The newest Defender to come from Land Rover is still very much an old one as the limited-run V8 Edition announced at the beginning of the year is based on the same tried-and-tested underpinnings. The good news is we won’t have to wait much longer for the next-generation model as the overhauled off-roader is expected to see the light of day in the foreseeable future.
Speaking with Automotive News Europe at the Geneva Motor Show, Land Rover's design studio director, SVO and Advanced Research, Richard Woolley, was asked about what the future has in tow for the Defender. He said that while the revamped version will stay true to the principles that made the classic model a success, “it will be, has to be, a different kind of vehicle.”
He went on to specify he would’ve wanted to see the new Defender debut at the North American International Auto Show in Detroit back in January where Mercedes brought the 2019 G-Class. Woolley had the chance to check out the new G and admitted that although every single body panel is new, the vehicle still looks very much like its predecessor.
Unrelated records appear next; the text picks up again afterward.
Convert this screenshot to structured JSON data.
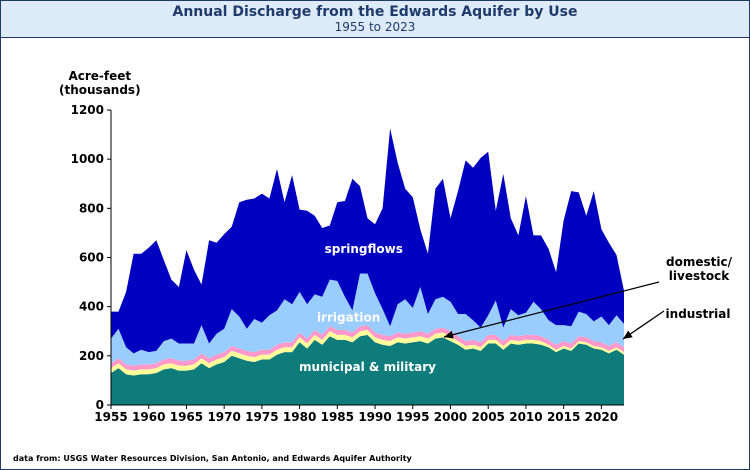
{
  "title": "Annual Discharge from the Edwards Aquifer by Use",
  "subtitle": "1955 to 2023",
  "source_note": "data from:  USGS Water Resources Division, San Antonio, and Edwards Aquifer Authority",
  "colors": {
    "municipal": "#0e7c7b",
    "industrial": "#ffff99",
    "domestic": "#ff99cc",
    "irrigation": "#99ccff",
    "springflows": "#0000c0",
    "frame": "#1f3a6b",
    "header_bg": "#dcebf7"
  },
  "chart_data": {
    "type": "area",
    "stacked": true,
    "ylabel_lines": [
      "Acre-feet",
      "(thousands)"
    ],
    "ylim": [
      0,
      1200
    ],
    "xlim": [
      1955,
      2023
    ],
    "yticks": [
      0,
      200,
      400,
      600,
      800,
      1000,
      1200
    ],
    "xticks": [
      1955,
      1960,
      1965,
      1970,
      1975,
      1980,
      1985,
      1990,
      1995,
      2000,
      2005,
      2010,
      2015,
      2020
    ],
    "grid": false,
    "years": [
      1955,
      1956,
      1957,
      1958,
      1959,
      1960,
      1961,
      1962,
      1963,
      1964,
      1965,
      1966,
      1967,
      1968,
      1969,
      1970,
      1971,
      1972,
      1973,
      1974,
      1975,
      1976,
      1977,
      1978,
      1979,
      1980,
      1981,
      1982,
      1983,
      1984,
      1985,
      1986,
      1987,
      1988,
      1989,
      1990,
      1991,
      1992,
      1993,
      1994,
      1995,
      1996,
      1997,
      1998,
      1999,
      2000,
      2001,
      2002,
      2003,
      2004,
      2005,
      2006,
      2007,
      2008,
      2009,
      2010,
      2011,
      2012,
      2013,
      2014,
      2015,
      2016,
      2017,
      2018,
      2019,
      2020,
      2021,
      2022,
      2023
    ],
    "series": [
      {
        "key": "municipal",
        "name": "municipal & military",
        "values": [
          130,
          150,
          125,
          120,
          125,
          125,
          130,
          145,
          150,
          140,
          140,
          145,
          170,
          150,
          165,
          175,
          200,
          190,
          180,
          175,
          185,
          185,
          205,
          215,
          215,
          255,
          230,
          265,
          245,
          280,
          265,
          265,
          255,
          280,
          285,
          255,
          245,
          240,
          255,
          250,
          255,
          260,
          250,
          270,
          275,
          260,
          245,
          225,
          230,
          220,
          250,
          250,
          225,
          250,
          245,
          250,
          250,
          245,
          235,
          215,
          230,
          220,
          250,
          245,
          230,
          225,
          210,
          225,
          205
        ]
      },
      {
        "key": "industrial",
        "name": "industrial",
        "values": [
          20,
          20,
          20,
          20,
          20,
          20,
          20,
          20,
          20,
          20,
          20,
          20,
          20,
          20,
          20,
          20,
          20,
          20,
          20,
          20,
          20,
          20,
          20,
          20,
          20,
          20,
          20,
          20,
          20,
          20,
          20,
          20,
          20,
          20,
          20,
          20,
          20,
          20,
          20,
          20,
          20,
          20,
          20,
          20,
          20,
          20,
          15,
          15,
          15,
          15,
          15,
          15,
          15,
          15,
          15,
          15,
          15,
          15,
          10,
          10,
          10,
          10,
          10,
          10,
          10,
          10,
          10,
          10,
          10
        ]
      },
      {
        "key": "domestic",
        "name": "domestic/ livestock",
        "values": [
          20,
          20,
          20,
          20,
          20,
          20,
          20,
          20,
          20,
          20,
          20,
          20,
          20,
          20,
          20,
          20,
          20,
          20,
          20,
          20,
          20,
          20,
          20,
          20,
          20,
          20,
          20,
          20,
          20,
          20,
          20,
          20,
          20,
          20,
          20,
          20,
          20,
          20,
          20,
          20,
          20,
          20,
          20,
          20,
          20,
          20,
          20,
          20,
          20,
          20,
          20,
          20,
          20,
          20,
          20,
          20,
          20,
          20,
          20,
          20,
          20,
          20,
          20,
          20,
          20,
          20,
          20,
          20,
          20
        ]
      },
      {
        "key": "irrigation",
        "name": "irrigation",
        "values": [
          100,
          120,
          70,
          50,
          60,
          50,
          50,
          75,
          80,
          70,
          70,
          65,
          115,
          60,
          85,
          95,
          150,
          130,
          90,
          135,
          110,
          140,
          140,
          175,
          155,
          165,
          140,
          145,
          155,
          190,
          200,
          135,
          90,
          215,
          210,
          160,
          105,
          40,
          115,
          140,
          100,
          180,
          80,
          120,
          125,
          120,
          90,
          110,
          80,
          60,
          80,
          140,
          55,
          105,
          85,
          90,
          135,
          110,
          80,
          80,
          65,
          70,
          100,
          95,
          80,
          105,
          85,
          110,
          95
        ]
      },
      {
        "key": "springflows",
        "name": "springflows",
        "values": [
          110,
          70,
          225,
          405,
          390,
          425,
          450,
          330,
          240,
          230,
          380,
          300,
          165,
          420,
          370,
          385,
          335,
          465,
          525,
          490,
          525,
          475,
          575,
          395,
          525,
          335,
          380,
          320,
          280,
          220,
          320,
          390,
          535,
          355,
          225,
          280,
          410,
          805,
          575,
          450,
          450,
          235,
          245,
          450,
          480,
          340,
          500,
          625,
          620,
          690,
          665,
          365,
          625,
          370,
          325,
          475,
          270,
          300,
          290,
          215,
          425,
          550,
          485,
          400,
          530,
          355,
          335,
          245,
          135
        ]
      }
    ],
    "labels": {
      "municipal": "municipal & military",
      "irrigation": "irrigation",
      "springflows": "springflows",
      "domestic_1": "domestic/",
      "domestic_2": "livestock",
      "industrial": "industrial"
    }
  }
}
Gallery: Land Rover Defender successor reportedly pushed back until 2019
He is confident the new Defender has what it takes from a design point of view to “push it [G-Class] in the shade.” We will have to wait a while to see about that as the next-gen model is slated to debut towards the end of the year, according to the latest intel. It is believed it will steer away from the DC100 concept (pictured above) and at the same time it won’t be all about a retro-flavored appearance.
The much-awaited premiere is allegedly programmed to take place at Land Rover’s 70th anniversary party late 2018 and the plan is to offer multiple wheelbase configurations, hard and soft tops, along with a pickup truck derivative later in the life cycle. It’s expected to ride on an aluminum-intensive platform borrowing bits and pieces from the Discovery and Range Rover, so there should be a significant weight loss.
Note: Spy shots are showing a test mule of the new Defender using a shortened and modified Range Rover body.